Comment fonctionnent-ils, ces moyens ?
"L'une des caractéristiques de l'être humain, c'est que nous avons ces esprits qui peuvent errer et penser à toutes sortes de choses étranges", explique Laurie Santos, professeure de psychologie à l'Université de Yale, aux États-Unis.
"La recherche montre que le simple fait de méditer, ne serait-ce que dix minutes par jour si vous êtes novice, peut réduire de manière significative l'activation cérébrale dans les régions de votre cerveau qui ont tendance à faire vagabonder votre esprit.
"Ainsi, le simple fait de méditer modifie littéralement les schémas par défaut de votre cerveau."
Mais pourquoi l'errance mentale n'est-elle pas si bonne ?
Santos explique que les recherches sur le sujet montrent que lorsque notre esprit vagabonde, il peut nous rendre malheureux.

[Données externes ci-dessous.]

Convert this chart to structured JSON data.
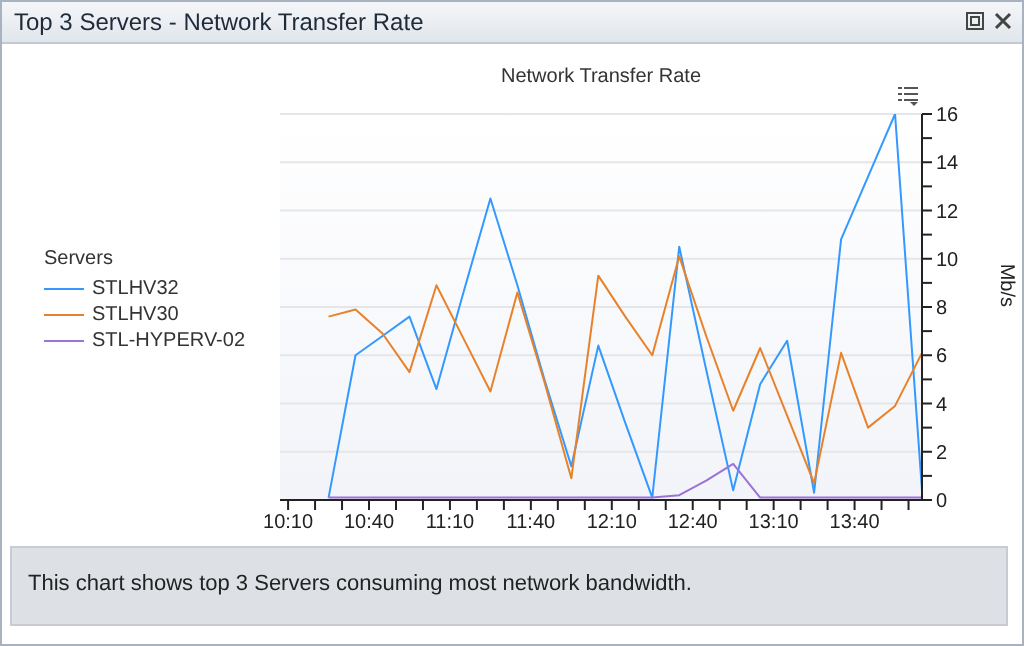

"L'ironie de tout cela, c'est que nous ne sommes jamais totalement présents, et que pour apprécier les choses simples de la vie, qu'il s'agisse de manger quelque chose de délicieux ou de parler à un ami, nous devons vraiment l'être", explique-t-elle.
Elle ajoute que "l'acte de vagabondage mental semble donc diminuer considérablement notre bien-être".
La méditation, un remède à la condition humaine ?
"C'est pourquoi des pratiques comme la méditation peuvent être si puissantes, car l'un de ses avantages, c'est qu'elle entraîne notre esprit à être un peu plus présent que d'habitude. La méditation permet non seulement de mettre fin à l'errance mentale, mais aussi de renforcer les connexions entre les différentes parties du cerveau. Il reconnecte efficacement le cerveau au présent."
Et l'effet dure, selon une étude de 2008 - qui a constaté que les personnes qui la pratiquaient étaient plus heureuses - jusqu'à huit semaines.
Mais la méditation ne semble pas seulement vous aider à profiter de la vie.
Une étude réalisée en 2013 par l'Université de Californie montre qu'un cours de méditation permettait effectivement d'augmenter les résultats aux examens. Et il y a plusieurs autres avantages, selon Laurie Santos.
"Elle augmente la concentration, aide la mémoire dans le temps et a plusieurs effets sur la santé physique : on peut constater des améliorations de la fonction immunitaire et des marqueurs du vieillissement."
S'il existe des indications selon lesquelles la méditation améliore les capacités cérébrales, le bonheur, la fonction immunitaire et même l'ADN, serait-il exagéré de dire que la méditation est une sorte de remède à la condition humaine ?
"Nous, scientifiques, nous préoccupons de ceux qui semblent avoir tous ces avantages, mais la méditation semble être l'un de ceux qui, empiriquement parlant, sont les plus avantageux.